I'm trying to feed audio from an online communication app into the Vosk speech recognition API.
The audio comes in form of a byte array and with this audio format PCM_SIGNED 48000.0 Hz, 16 bit, stereo, 4 bytes/frame, big-endian
In order to be able to process it with Vosk, it needs to be mono
and little-endian
This is my current attempt:
byte[] audioData = userAudio.getAudioData(1);
short[] convertedAudio = new short[audioData.length / 2];
ByteBuffer buffer = ByteBuffer.allocate(convertedAudio.length * Short.BYTES);
// Convert to mono, I don't think I did it right though
int j = 0;
for (int i = 0; i < audioData.length; i += 2)
convertedAudio[j++] = (short) (audioData[i] << 8 | audioData[i + 1] & 0xFF);
// Convert to little endian
for (short s : convertedAudio)
for (int i = 0; i < convertedAudio.length; i++)
convertedAudio[i] = buffer.getShort();
I had this same problem and found this stackoverflow post that converts the raw pcm byte array into an audio input stream.

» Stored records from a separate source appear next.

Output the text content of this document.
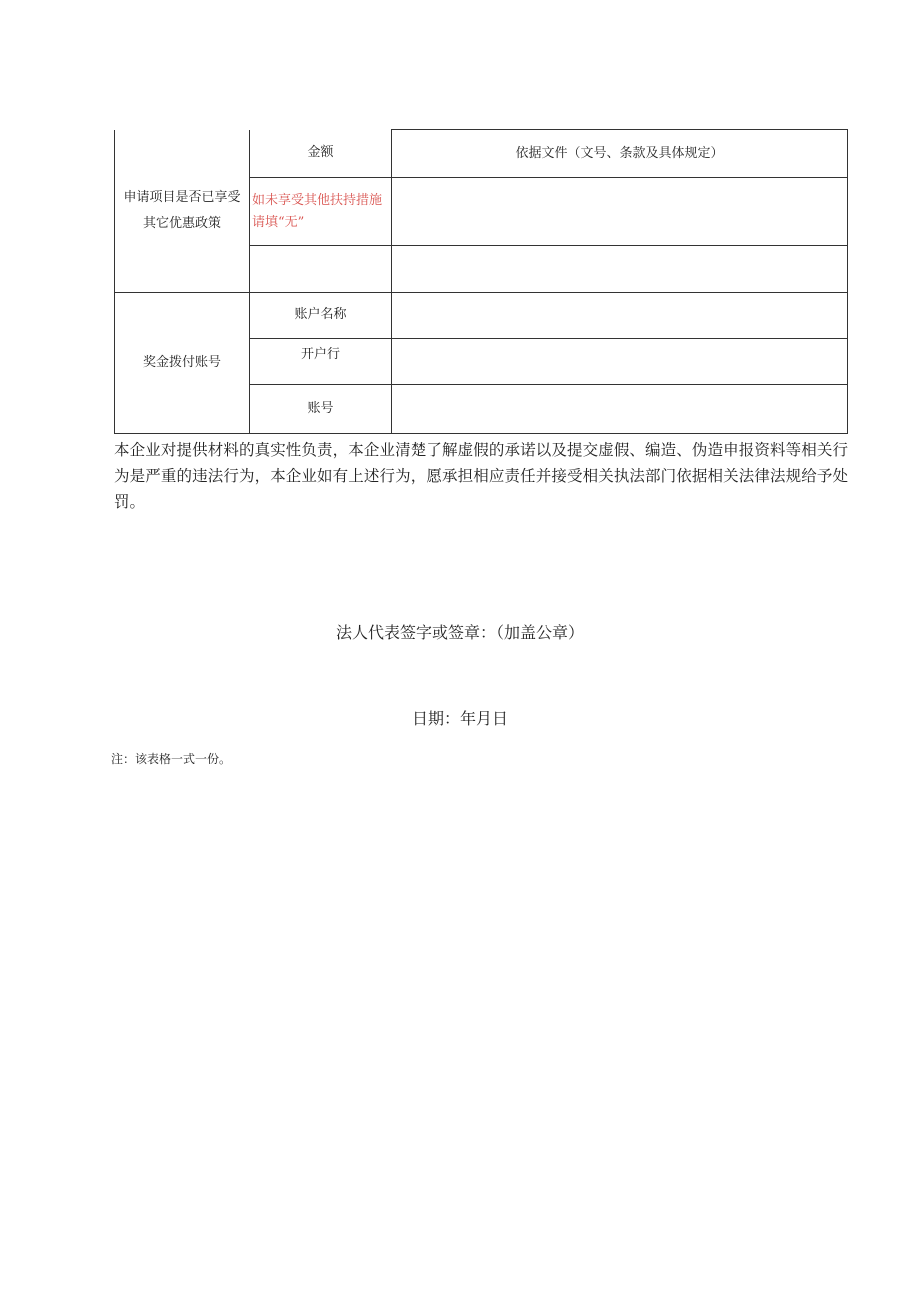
申请项目是否已享受其它优惠政策	金额	依据文件（文号、条款及具体规定）

	如未享受其他扶持措施请填“无”	

奖金拨付账号	账户名称	
	开户行	
	账号	

本企业对提供材料的真实性负责，本企业清楚了解虚假的承诺以及提交虚假、编造、伪造申报资料等相关行为是严重的违法行为，本企业如有上述行为，愿承担相应责任并接受相关执法部门依据相关法律法规给予处罚。

法人代表签字或签章：（加盖公章）
日期：年月日
注：该表格一式一份。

I assume you're using Java Discord API (JDA), so here's my initial code I have for the 'handleUserAudio()' function that utilizes vosk, and the code in the link I provided above:
// Define audio format that vosk uses
AudioFormat target = new AudioFormat(
16000, 16, 1, true, false);
try {
byte[] data = userAudio.getAudioData(1.0f);
// Create audio stream that uses the target format and the byte array input stream from discord
AudioInputStream inputStream = AudioSystem.getAudioInputStream(target,
new AudioInputStream(
new ByteArrayInputStream(data), AudioReceiveHandler.OUTPUT_FORMAT, data.length));
// This is what was used before
// InputStream inputStream = new ByteArrayInputStream(data);
int nbytes;
byte[] b = new byte[4096];
while ((nbytes = inputStream.read(b)) >= 0) {
if (recognizer.acceptWaveForm(b, nbytes)) {
} else {
// queue.add(data);
} catch (Exception e) {
This works thus far, however, it throws everything into the '.getPartialResult()' method of the recognizer, but at least vosk is understanding the audio coming from the discord bot.